Bagaikan rakit para bhikkhu, Dhamma yang Kuajarkan adalah untuk menyebrang, bukan untuk dilekati.
(Alagaddūpama Sutta, Majjhima Nikāya)

Pendahuluan
Ketika agama yang seharusnya betujuan untuk dapat mempersatukan justru malah memisahkan; menciptakan kedamaian justru malah membuat perselisihan; mengerti satu sama lain di dalam cinta dan kepedulian justru malah membuat membaranya kebencian; membantu menyelesaikan permasalahan umat manusia justru malah menjadi biang keladinya permasalahan, berarti ada dua kemungkinan adanya ketidakberesan di dalam suatu agama tersebut.
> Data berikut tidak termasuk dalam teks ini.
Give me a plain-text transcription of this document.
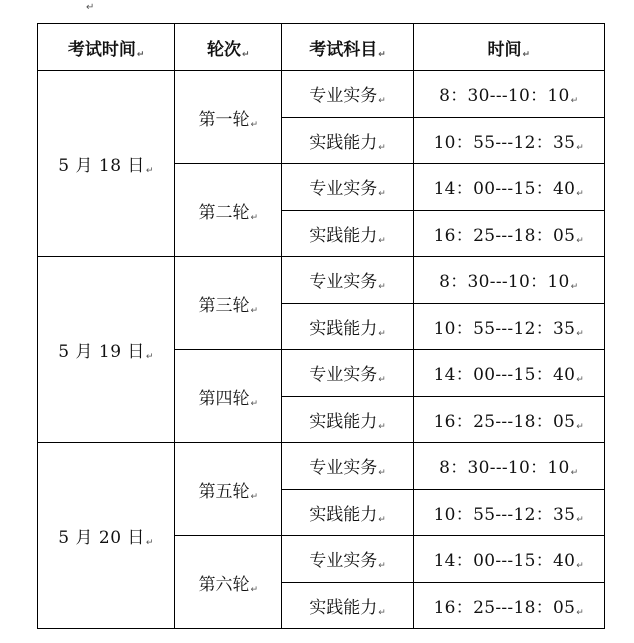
↵
考试时间↵	轮次↵	考试科目↵	时间↵
5 月 18 日↵	第一轮↵	专业实务↵	8：30---10：10↵
		实践能力↵	10：55---12：35↵
	第二轮↵	专业实务↵	14：00---15：40↵
		实践能力↵	16：25---18：05↵
5 月 19 日↵	第三轮↵	专业实务↵	8：30---10：10↵
		实践能力↵	10：55---12：35↵
	第四轮↵	专业实务↵	14：00---15：40↵
		实践能力↵	16：25---18：05↵
5 月 20 日↵	第五轮↵	专业实务↵	8：30---10：10↵
		实践能力↵	10：55---12：35↵
	第六轮↵	专业实务↵	14：00---15：40↵
		实践能力↵	16：25---18：05↵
Pertama, kemungkinan memang karena ada ketidaksesuaian dari ajaran agama tersebut dan yang kedua adalah interpretasi salah terhadap doktrin yang tercantum dalam kitab suci oleh para tokoh agama atau penganutnya. Agama akan memberikan manfaat apabila dianut dan digunakan dengan cara yang sesuai, dan akan berbahaya bila dianut dan digunakan dengan cara yang tidak sesuai. Oleh karena itu, artikel ini bertujuan untuk menjelaskan bagaimana menggunakan agama dengan cara yang sesuai di dalam perspektif buddhis.

Pembahasan 
Permasalahan, perselisihan, dan bahkan peperangan yang terjadi belakangan ini tidak lain disebabkan oleh agama dan penganutnya yang mengatasnamakan agama. Ini terjadi karena adanya pendapat bahwa agamaku yang paling benar sementara yang lain adalah salah (idaṁ eva saccaṁ moghaṁ aññaṁ). Kefanatikan tersebut membuat seseorang menutup untuk menerima pendapat lain yang berbeda.
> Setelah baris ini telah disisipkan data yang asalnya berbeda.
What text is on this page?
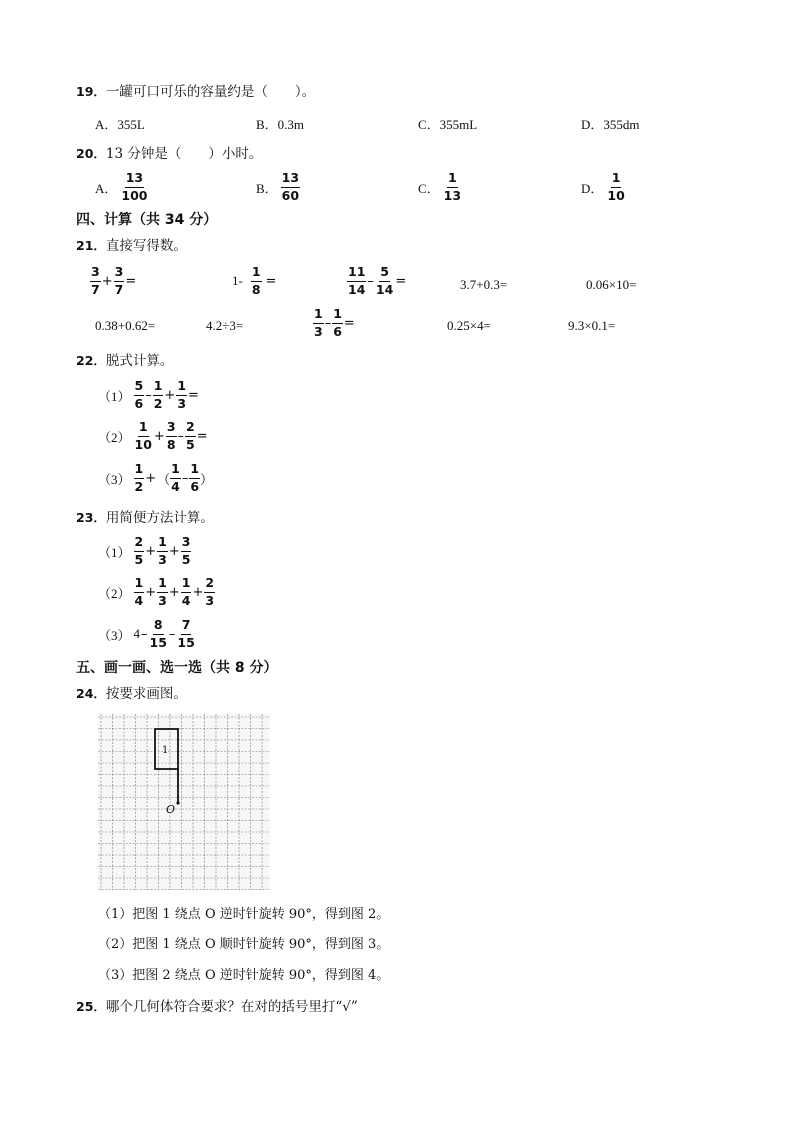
19．一罐可口可乐的容量约是（　　）。
A．355L	B．0.3m	C．355mL	D．355dm
20．13 分钟是（　　）小时。
A． $\frac{13}{100}$	B． $\frac{13}{60}$	C． $\frac{1}{13}$	D． $\frac{1}{10}$
四、计算（共 34 分）
21．直接写得数。
$\frac{3}{7} + \frac{3}{7}$ =	$1- \frac{1}{8}$ =	$\frac{11}{14} - \frac{5}{14}$ =	3.7+0.3=	0.06×10=
0.38+0.62=	4.2÷3=	$\frac{1}{3} - \frac{1}{6}$ =	0.25×4=	9.3×0.1=
22．脱式计算。
$(1) \frac{5}{6} - \frac{1}{2} + \frac{1}{3}$ =
$(2) \frac{1}{10} + \frac{3}{8} - \frac{2}{5}$ =
$(3) \frac{1}{2}$ + （ $\frac{1}{4} - \frac{1}{6}$ ）
23．用简便方法计算。
$(1) \frac{2}{5} + \frac{1}{3} + \frac{3}{5}$
$(2) \frac{1}{4} + \frac{1}{3} + \frac{1}{4} + \frac{2}{3}$
（3） $4 - \frac{8}{15} - \frac{7}{15}$
五、画一画、选一选（共 8 分）
24．按要求画图。
1
O
（1）把图 1 绕点 O 逆时针旋转 90°，得到图 2。
（2）把图 1 绕点 O 顺时针旋转 90°，得到图 3。
（3）把图 2 绕点 O 逆时针旋转 90°，得到图 4。
25．哪个几何体符合要求？在对的括号里打“√”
Kemelekatan dalam Buddhisme mencangkup kemelekatan terhadap kesenangan nafsu, pandangan, tata cara ritual, dan pandangan tentang diri (S. p. 535). Kemelekatan terhadap pandangan bisa membuat seseorang menjadi terjerumus ke dalam ranah konflik dan perdebatan untuk mempertahankan pandangannya. Mereka yang melekat pada pandanganya sendiri bertahan bahwa hanya pada diri merekalah yang terdapat kemurnian, dan menyangkal kemurnian di dalam doktrin lain (Sn. 892. p. 104). Dengan bersikeras terhadap pandangannya sendiri dan bergantung pada kriteriannya sendiri, dia memasuki perselisihan di dunia (Sn. 894. p. 104).
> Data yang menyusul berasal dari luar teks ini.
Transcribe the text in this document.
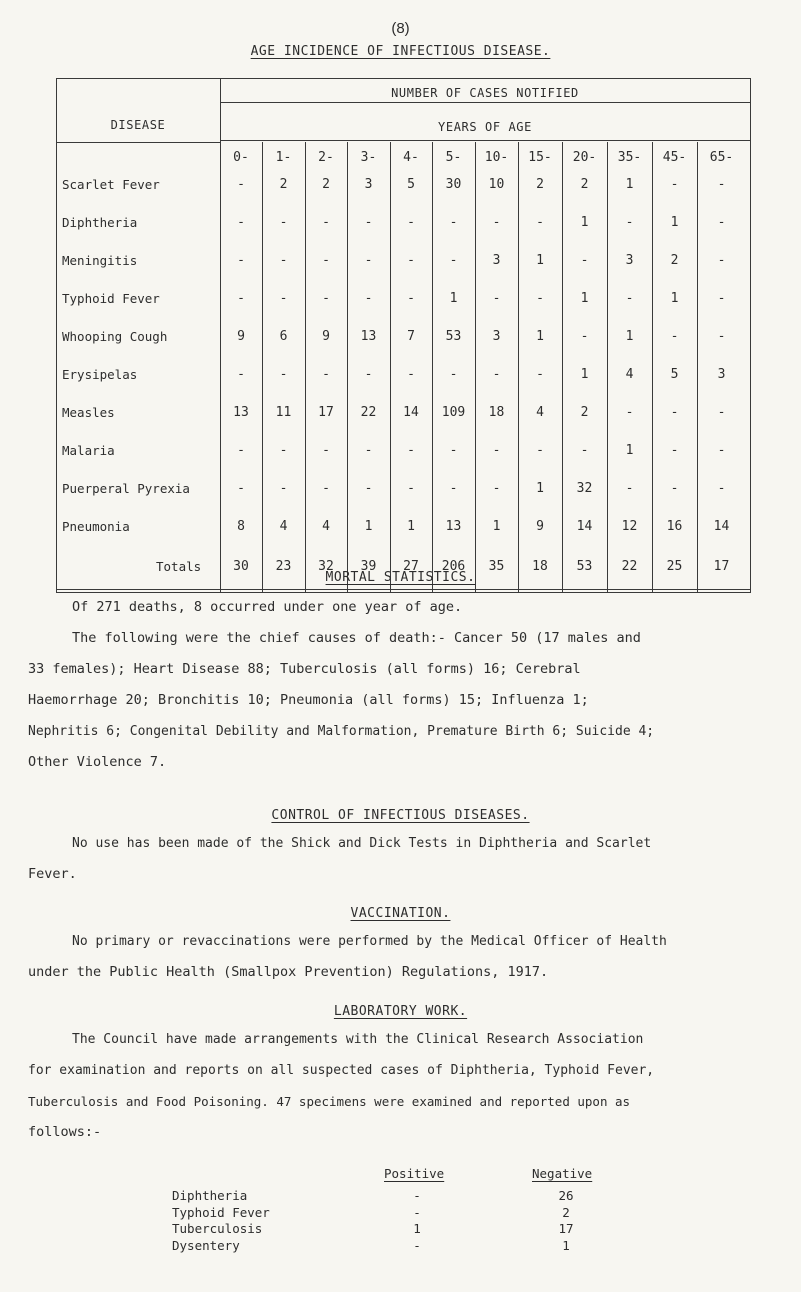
(8)
AGE INCIDENCE OF INFECTIOUS DISEASE.
DISEASE
NUMBER OF CASES NOTIFIED
YEARS OF AGE
0-	1-	2-	3-	4-	5-	10-	15-	20-	35-	45-	65-
Scarlet Fever	-	2	2	3	5	30	10	2	2	1	-	-
Diphtheria	-	-	-	-	-	-	-	-	1	-	1	-
Meningitis	-	-	-	-	-	-	3	1	-	3	2	-
Typhoid Fever	-	-	-	-	-	1	-	-	1	-	1	-
Whooping Cough	9	6	9	13	7	53	3	1	-	1	-	-
Erysipelas	-	-	-	-	-	-	-	-	1	4	5	3
Measles	13	11	17	22	14	109	18	4	2	-	-	-
Malaria	-	-	-	-	-	-	-	-	-	1	-	-
Puerperal Pyrexia	-	-	-	-	-	-	-	1	32	-	-	-
Pneumonia	8	4	4	1	1	13	1	9	14	12	16	14
Totals	30	23	32	39	27	206	35	18	53	22	25	17
MORTAL STATISTICS.
Of 271 deaths, 8 occurred under one year of age.
The following were the chief causes of death:- Cancer 50 (17 males and
33 females); Heart Disease 88; Tuberculosis (all forms) 16; Cerebral
Haemorrhage 20; Bronchitis 10; Pneumonia (all forms) 15; Influenza 1;
Nephritis 6; Congenital Debility and Malformation, Premature Birth 6; Suicide 4;
Other Violence 7.
CONTROL OF INFECTIOUS DISEASES.
No use has been made of the Shick and Dick Tests in Diphtheria and Scarlet
Fever.
VACCINATION.
No primary or revaccinations were performed by the Medical Officer of Health
under the Public Health (Smallpox Prevention) Regulations, 1917.
LABORATORY WORK.
The Council have made arrangements with the Clinical Research Association
for examination and reports on all suspected cases of Diphtheria, Typhoid Fever,
Tuberculosis and Food Poisoning. 47 specimens were examined and reported upon as
follows:-
Positive	Negative
Diphtheria	-	26
Typhoid Fever	-	2
Tuberculosis	1	17
Dysentery	-	1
Perdebatan religius tampaknya sudah umum terjadi di India sewaktu Buddha masih hidup. Kebanyakan dari kota-kota di India Utara disediakan tempat untuk berkumpul, yang boleh disebut sebagai “aula perdebatan religius (samayappavādaka sālā)” di mana para pemuka ajaran menyampaikan pendapatnya dan saling menyanggah ajaran lain yang bertentangan dengannya. Setiap orang menyatakan bahwa pandangannya sendirilah yang sempurna sedangkan orang lain lebih rendah. Dengan begitu, mereka masuk ke dalam perselisihan (Sn. 904. p. 105).

Tidak heran, sebagai guru yang terkemuka, Buddha sering menjadi incaran untuk ditahlukkan dalam perdebatan. Buddha sebenarnya tidak menyukai perdebatan. Menurutnya kebenaran memang hanya satu dan mereka yang mengetahui kebenaran itu tidak memperdebatkannya (Ekañhi saccaṃ na dutīyamatthi, yasmiṃ pajā no vivade pajānaṃ: Sn. 884. p. 104). Selain itu, para bijaksanawan tidak pernah mengatakan bahwa kemurnian dapat dicapai dengan perselisihan (Sn. 830. p. 98). Perdebatan hanya akan membuat seseorang terlibat dalam konflik, yang pada akhirnya menjauh dari kedamaian dari dalam. Menurut Nigaṇṭha Digha Tapassi, Petapa Gotama adalah seorang penyihir dan menguasai ilmu sihir untuk mengalihkan keyakinan para penganut sekte lainnya (Samaṇo hi, bhante, gotamo māyāvī āvaṭṭaniṃ māyaṃ jānāti yāya aññatitthiyānaṃ sāvake āvaṭṭetī: M. 56. p. 480). Sementara menurut muridnya Assalāyana, Buddha adalah orang yang berbicara Dhamma. Mereka yang berbicara Dhamma sulit untuk diajak berselisih (samaṇo khalu, bho, gotamo dhammavādī; dhammavādino ca pana duppaṭimantiyā bhavanti. M. 93. p. 764).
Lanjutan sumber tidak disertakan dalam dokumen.